"Smart, knowing, and deeply reported, the definitive history of one of modern American humor’s wellsprings." —Kurt Andersen, author of Fantasyland, host of NPR’s Studio 360
Labor Day, 1969. Two recent college graduates move to New York to edit a new magazine called The National Lampoon. Over the next decade, Henry Beard and Doug Kenney, along with a loose amalgamation of fellow satirists including Michael O’Donoghue and P. J. O’Rourke, popularized a smart, caustic, ironic brand of humor that has become the dominant voice of American comedy.
Ranging from sophisticated political satire to broad raunchy jokes, the National Lampoon introduced iconoclasm to the mainstream, selling millions of copies to an audience both large and devoted. Its excursions into live shows, records, and radio helped shape the anarchic earthiness of John Belushi, the suave slapstick of Chevy Chase, and the deadpan wit of Bill Murray, and brought them together with other talents such as Harold Ramis, Christopher Guest, and Gilda Radner. A new generation of humorists emerged from the crucible of the Lampoon to help create Saturday Night Live and the influential film Animal House, among many other notable comedy landmarks.
Journalist Ellin Stein, an observer of the scene since the early 1970s, draws on a wealth of revealing, firsthand interviews with the architects and impresarios of this comedy explosion to offer crucial insight into a cultural transformation that still echoes today. Brimming with insider stories and set against the roiling political and cultural landscape of the 1970s, That’s Not Funny, That’s Sick goes behind the jokes to witness the fights, the parties, the collaborations—and the competition—among this fraternity of the self-consciously disenchanted. Decades later, their brand of subversive humor that provokes, offends, and often illuminates is as relevant and necessary as ever.
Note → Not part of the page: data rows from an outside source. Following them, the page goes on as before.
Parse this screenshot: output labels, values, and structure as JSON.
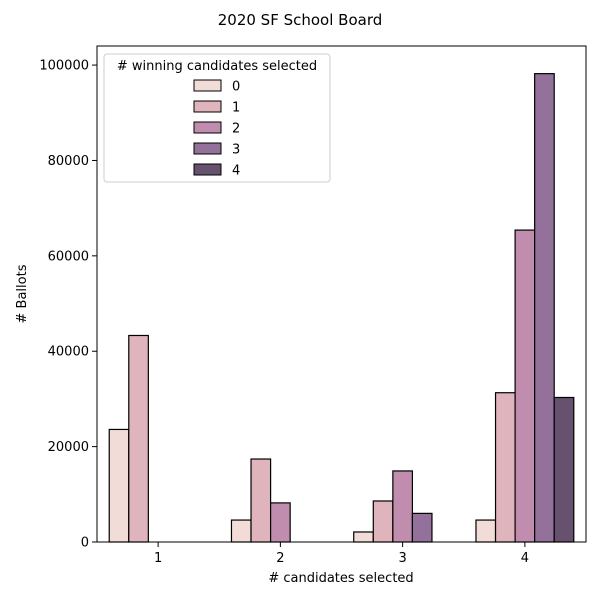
{
  "chart_data": {
    "type": "bar",
    "title": "2020 SF School Board",
    "xlabel": "# candidates selected",
    "ylabel": "# Ballots",
    "categories": [
      "1",
      "2",
      "3",
      "4"
    ],
    "ylim": [
      0,
      104000
    ],
    "yticks": [
      0,
      20000,
      40000,
      60000,
      80000,
      100000
    ],
    "grid": false,
    "legend": {
      "title": "# winning candidates selected",
      "placement": "top-left"
    },
    "series": [
      {
        "name": "0",
        "color": "#f2dcd7",
        "values": [
          23600,
          4600,
          2100,
          4600
        ]
      },
      {
        "name": "1",
        "color": "#e0b4bd",
        "values": [
          43300,
          17400,
          8600,
          31300
        ]
      },
      {
        "name": "2",
        "color": "#c08daf",
        "values": [
          0,
          8200,
          14900,
          65400
        ]
      },
      {
        "name": "3",
        "color": "#93719a",
        "values": [
          0,
          0,
          6000,
          98200
        ]
      },
      {
        "name": "4",
        "color": "#66526e",
        "values": [
          0,
          0,
          0,
          30300
        ]
      }
    ]
  }
}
The story of the National Lampoon begins with a group of disaffected Harvard boys in the late 1960s who decide to produce a satire magazine. Journalist Stein leaves no tangent unexplored and no petty grievance unaired as she traces the magazine's evolution and growing fame; forays into radio, stage, television, and movies; and its inevitable decay. The tumultuous 1970s provided innumerable subjects for mockery on both sides of the political spectrum, though the Lampoon didn't pretend to have a loftier social goal than to garner some crude laughs and some paychecks. Despite Stein's detailed chronicles of the writing and business evolution of the magazine, the book itself isn't particularly funny. Jokes that worked 40 years ago have been removed both from the immediate context of the magazine and from the social context of the period. Stein's explanations of visual gags are even more problematic. She takes her subject seriously, when any of the people interviewed would be the first to point out how absurd it was. Though the book succeeds as journalism, and Stein shapes the magazine's uneven history into a coherent narrative, readers shouldn't expect many laughs.